Depression is another side effect of experiencing a mild heart attack, as after such a traumatic event, you may feel a fear of death or mortality as well as a loss of control over your life. Finally, heart arrhythmias may develop after a mild heart attack, as part of the muscle that conducts the impulse to beat may be damaged and cause the heart to beat irregularly.
Whats The Bottom Line
The best way to know if you can benefit from aspirin therapy is to ask your health care provider. You should not start aspirin on your own.
Written by American Heart Association editorial staff and reviewed by science and medicine advisers. See our editorial policies and staff.
Last Reviewed: Mar 20, 2019
You May Like: What Should My Heart Rate Be For Cardio
Antiplatelet Agents And Dual Antiplatelet Therapy
Commonly prescribed include:
Keeps blood clots from forming by preventing blood platelets from sticking together.
Reason for Medication
- Helps prevent clotting in patients who have had a heart attack, unstable angina, ischemic strokes, TIA and other forms of cardiovascular disease.
- Can also be prescribed preventively when plaque buildup is evident but there is not yet a major blockage in the artery.
- Certain patients will be prescribed aspirin combined with another antiplatelet drug also known as dual antiplatelet therapy .
Dual Antiplatelet Therapy
Some patients who have heart attacks, that have stents placed in their coronary arteries, or undergo coronary artery bypass graft surgery are treated with two types of antiplatelet agents at the same time to prevent blood clotting. This is called dual antiplatelet therapy .

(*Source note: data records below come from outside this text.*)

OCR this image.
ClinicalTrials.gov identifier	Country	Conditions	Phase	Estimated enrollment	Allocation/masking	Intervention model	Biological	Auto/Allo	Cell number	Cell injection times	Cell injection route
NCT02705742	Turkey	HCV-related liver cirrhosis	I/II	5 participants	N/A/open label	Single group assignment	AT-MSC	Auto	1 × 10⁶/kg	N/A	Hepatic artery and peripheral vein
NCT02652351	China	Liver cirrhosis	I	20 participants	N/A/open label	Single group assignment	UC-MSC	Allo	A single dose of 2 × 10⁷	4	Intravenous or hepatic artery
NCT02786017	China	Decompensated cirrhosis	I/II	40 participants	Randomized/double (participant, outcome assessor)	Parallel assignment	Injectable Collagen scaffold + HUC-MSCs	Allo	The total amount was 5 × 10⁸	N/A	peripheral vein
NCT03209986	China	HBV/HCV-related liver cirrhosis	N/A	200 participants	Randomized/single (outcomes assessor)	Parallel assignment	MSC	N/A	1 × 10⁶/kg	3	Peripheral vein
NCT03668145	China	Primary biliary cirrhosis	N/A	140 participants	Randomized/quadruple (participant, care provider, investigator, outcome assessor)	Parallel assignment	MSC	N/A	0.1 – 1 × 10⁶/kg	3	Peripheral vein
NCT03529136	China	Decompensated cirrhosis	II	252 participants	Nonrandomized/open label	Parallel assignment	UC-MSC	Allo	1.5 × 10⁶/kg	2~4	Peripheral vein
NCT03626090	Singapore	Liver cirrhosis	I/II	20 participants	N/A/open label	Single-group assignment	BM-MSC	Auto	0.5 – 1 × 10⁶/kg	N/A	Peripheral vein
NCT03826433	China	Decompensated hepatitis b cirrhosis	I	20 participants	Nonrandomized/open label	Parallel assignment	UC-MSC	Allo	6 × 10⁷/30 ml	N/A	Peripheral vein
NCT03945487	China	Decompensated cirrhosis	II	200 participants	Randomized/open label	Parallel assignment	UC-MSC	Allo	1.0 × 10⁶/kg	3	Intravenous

One antiplatelet agent is aspirin. Almost everyone with coronary artery disease, including those who have had a heart attack, stent, or CABG are treated with aspirin for the rest of their lives. A second type of antiplatelet agent, called a P2Y12 inhibitor, is usually prescribed for months or years in addition to the aspirin therapy.
The type of medication and the duration of your treatment will vary based on your condition and other risk factors. The risks and benefits of DAPT should be discussed with your health care provider.

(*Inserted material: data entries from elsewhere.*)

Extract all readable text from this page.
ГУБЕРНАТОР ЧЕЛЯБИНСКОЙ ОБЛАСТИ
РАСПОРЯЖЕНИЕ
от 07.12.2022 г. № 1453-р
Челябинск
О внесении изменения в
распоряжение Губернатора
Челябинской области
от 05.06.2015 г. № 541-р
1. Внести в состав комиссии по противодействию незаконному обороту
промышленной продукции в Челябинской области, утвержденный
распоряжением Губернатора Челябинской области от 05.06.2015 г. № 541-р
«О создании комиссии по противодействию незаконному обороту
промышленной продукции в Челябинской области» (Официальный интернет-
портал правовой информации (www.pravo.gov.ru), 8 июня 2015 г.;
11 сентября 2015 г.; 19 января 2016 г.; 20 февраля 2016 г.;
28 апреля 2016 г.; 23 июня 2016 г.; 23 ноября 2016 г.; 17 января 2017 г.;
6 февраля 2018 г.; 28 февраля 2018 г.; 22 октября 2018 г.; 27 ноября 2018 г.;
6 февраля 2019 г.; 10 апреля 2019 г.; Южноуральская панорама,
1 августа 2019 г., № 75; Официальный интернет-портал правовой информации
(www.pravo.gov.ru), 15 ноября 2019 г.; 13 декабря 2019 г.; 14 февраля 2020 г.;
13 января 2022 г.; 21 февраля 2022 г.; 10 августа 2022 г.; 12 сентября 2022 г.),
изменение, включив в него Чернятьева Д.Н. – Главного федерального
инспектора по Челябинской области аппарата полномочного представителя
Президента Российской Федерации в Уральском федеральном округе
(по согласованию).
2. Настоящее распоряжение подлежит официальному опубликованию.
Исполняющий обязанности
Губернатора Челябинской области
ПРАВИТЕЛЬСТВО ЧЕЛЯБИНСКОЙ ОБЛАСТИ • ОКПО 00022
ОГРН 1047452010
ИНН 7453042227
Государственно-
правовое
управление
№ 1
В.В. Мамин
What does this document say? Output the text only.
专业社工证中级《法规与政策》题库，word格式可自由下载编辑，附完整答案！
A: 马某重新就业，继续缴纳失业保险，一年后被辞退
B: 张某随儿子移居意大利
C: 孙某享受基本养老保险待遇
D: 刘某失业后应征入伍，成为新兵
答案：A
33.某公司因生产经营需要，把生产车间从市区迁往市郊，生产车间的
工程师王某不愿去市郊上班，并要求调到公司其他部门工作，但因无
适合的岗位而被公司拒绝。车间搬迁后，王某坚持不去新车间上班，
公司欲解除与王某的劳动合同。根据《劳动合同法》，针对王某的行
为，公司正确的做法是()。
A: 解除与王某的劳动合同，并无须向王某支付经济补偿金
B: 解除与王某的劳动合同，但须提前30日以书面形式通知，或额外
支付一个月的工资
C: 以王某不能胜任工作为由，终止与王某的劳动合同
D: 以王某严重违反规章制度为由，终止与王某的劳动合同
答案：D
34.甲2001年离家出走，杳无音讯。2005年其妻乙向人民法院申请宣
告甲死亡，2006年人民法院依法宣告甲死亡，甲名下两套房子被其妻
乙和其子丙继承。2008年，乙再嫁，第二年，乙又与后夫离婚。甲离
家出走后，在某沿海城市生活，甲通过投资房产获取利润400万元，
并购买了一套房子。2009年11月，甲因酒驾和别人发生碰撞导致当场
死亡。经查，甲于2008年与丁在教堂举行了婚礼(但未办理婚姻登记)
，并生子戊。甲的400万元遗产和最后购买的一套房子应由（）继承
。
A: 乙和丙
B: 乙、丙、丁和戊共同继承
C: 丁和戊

- Cholesterol absorption inhibitor: Ezetimibe
- Combination statin and cholesterol absorption inhibitors: Ezetimibe/Simvastatin
How Do I Take Care Of Myself Long
After a heart attack, you may need to make some changes in your life, such as:
- Eating a diet thats good for your heart.
- Quitting tobacco use.
- Staying at a healthy weight.
You should also follow your providers instructions and keep taking medicines they ordered for you. And its important to have regular checkups with your healthcare provider. In some cases, your provider may want to do another electrocardiogram.
You May Like: End Stage Heart Failure Life Expectancy
Are The Symptoms Of Heart Attack Different For Women
The most common heart attack symptom for women is pain or discomfort in the chest. However, women are more likely to have a heart attack without having any chest pain. Therefore, women should pay close attention to other symptoms of heart attack. These include shortness of breath, sweating, fatigue, and dizziness.

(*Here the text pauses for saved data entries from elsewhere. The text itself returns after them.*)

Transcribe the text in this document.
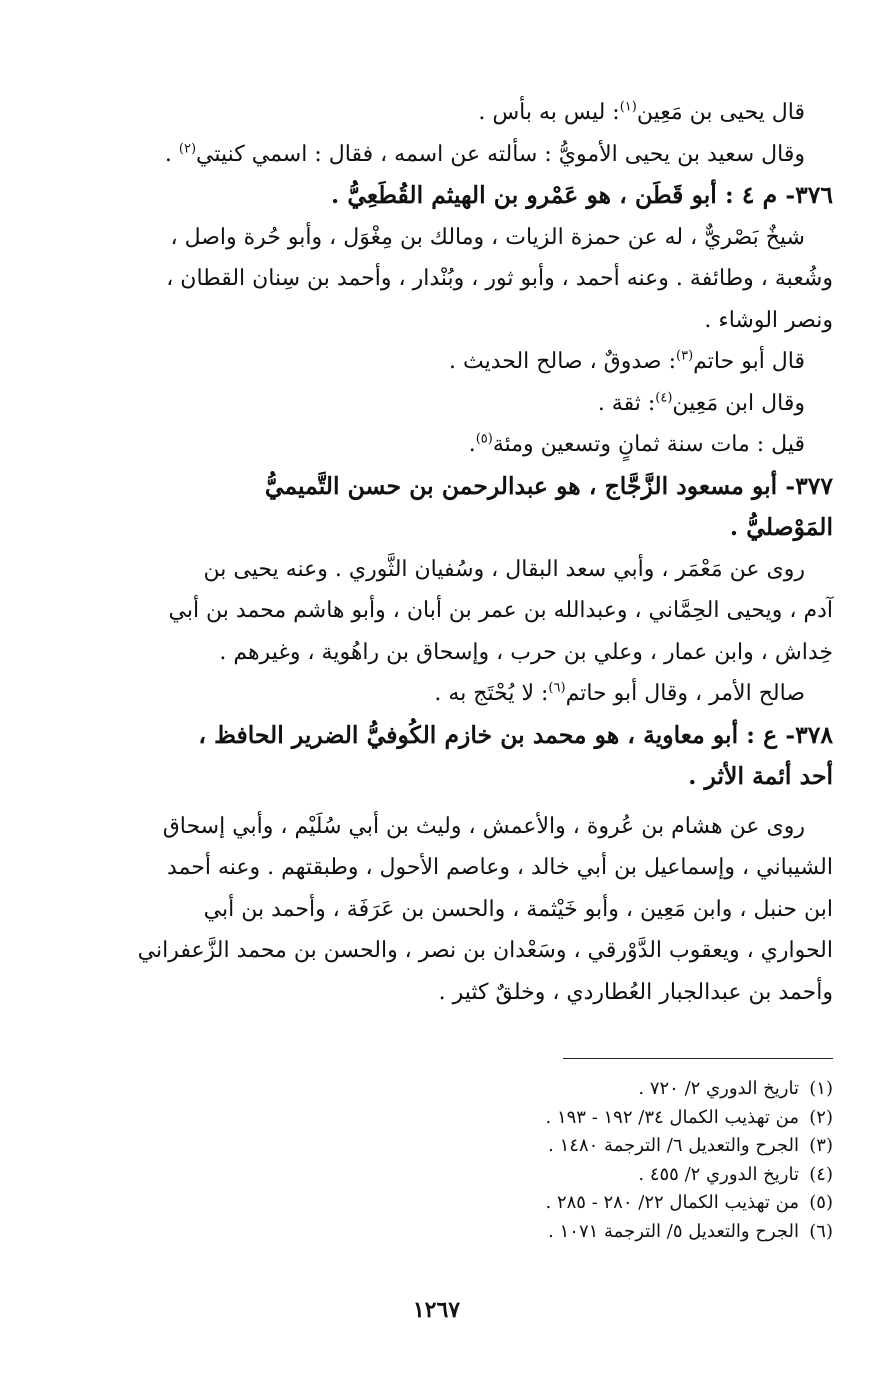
قال يحيى بن مَعِين$^{(١)}$: ليس به بأس .

وقال سعيد بن يحيى الأمويُّ : سألته عن اسمه ، فقال : اسمي كنيتي$^{(٢)}$ .

٣٧٦- م ٤ : أبو قَطَن ، هو عَمْرو بن الهيثم القُطَعِيُّ .

شيخٌ بَصْريٌّ ، له عن حمزة الزيات ، ومالك بن مِغْوَل ، وأبو حُرة واصل ،

وشُعبة ، وطائفة . وعنه أحمد ، وأبو ثور ، وبُنْدار ، وأحمد بن سِنان القطان ،

ونصر الوشاء .

قال أبو حاتم$^{(٣)}$: صدوقٌ ، صالح الحديث .

وقال ابن مَعِين$^{(٤)}$: ثقة .

قيل : مات سنة ثمانٍ وتسعين ومئة$^{(٥)}$.

٣٧٧- أبو مسعود الزَّجَّاج ، هو عبدالرحمن بن حسن التَّميميُّ

المَوْصليُّ .

روى عن مَعْمَر ، وأبي سعد البقال ، وسُفيان الثَّوري . وعنه يحيى بن

آدم ، ويحيى الحِمَّاني ، وعبدالله بن عمر بن أبان ، وأبو هاشم محمد بن أبي

خِداش ، وابن عمار ، وعلي بن حرب ، وإسحاق بن راهُوية ، وغيرهم .

صالح الأمر ، وقال أبو حاتم$^{(٦)}$: لا يُحْتَج به .

٣٧٨- ع : أبو معاوية ، هو محمد بن خازم الكُوفيُّ الضرير الحافظ ،

أحد أئمة الأثر .

روى عن هشام بن عُروة ، والأعمش ، وليث بن أبي سُلَيْم ، وأبي إسحاق

الشيباني ، وإسماعيل بن أبي خالد ، وعاصم الأحول ، وطبقتهم . وعنه أحمد

ابن حنبل ، وابن مَعِين ، وأبو خَيْثمة ، والحسن بن عَرَفَة ، وأحمد بن أبي

الحواري ، ويعقوب الدَّوْرقي ، وسَعْدان بن نصر ، والحسن بن محمد الزَّعفراني

وأحمد بن عبدالجبار العُطاردي ، وخلقٌ كثير .

(١)تاريخ الدوري ٢/ ٧٢٠ .

(٢)من تهذيب الكمال ٣٤/ ١٩٢ - ١٩٣ .

(٣)الجرح والتعديل ٦/ الترجمة ١٤٨٠ .

(٤)تاريخ الدوري ٢/ ٤٥٥ .

(٥)من تهذيب الكمال ٢٢/ ٢٨٠ - ٢٨٥ .

(٦)الجرح والتعديل ٥/ الترجمة ١٠٧١ .

١٢٦٧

Living With A Heart Attack
After youve had a heart attack, you are at higher risk of having another one. Your doctor will likely recommend heart-healthy lifestyle changes to help reduce your risk. They include:
- Maintaining a heart-healthy diet
- Being physically active
- Quitting smoking
Symptoms during a second heart attack may be different than the first one. If you have any new symptoms of heart attack or are in any doubt, call 911. Early treatment is the key to surviving a heart attack.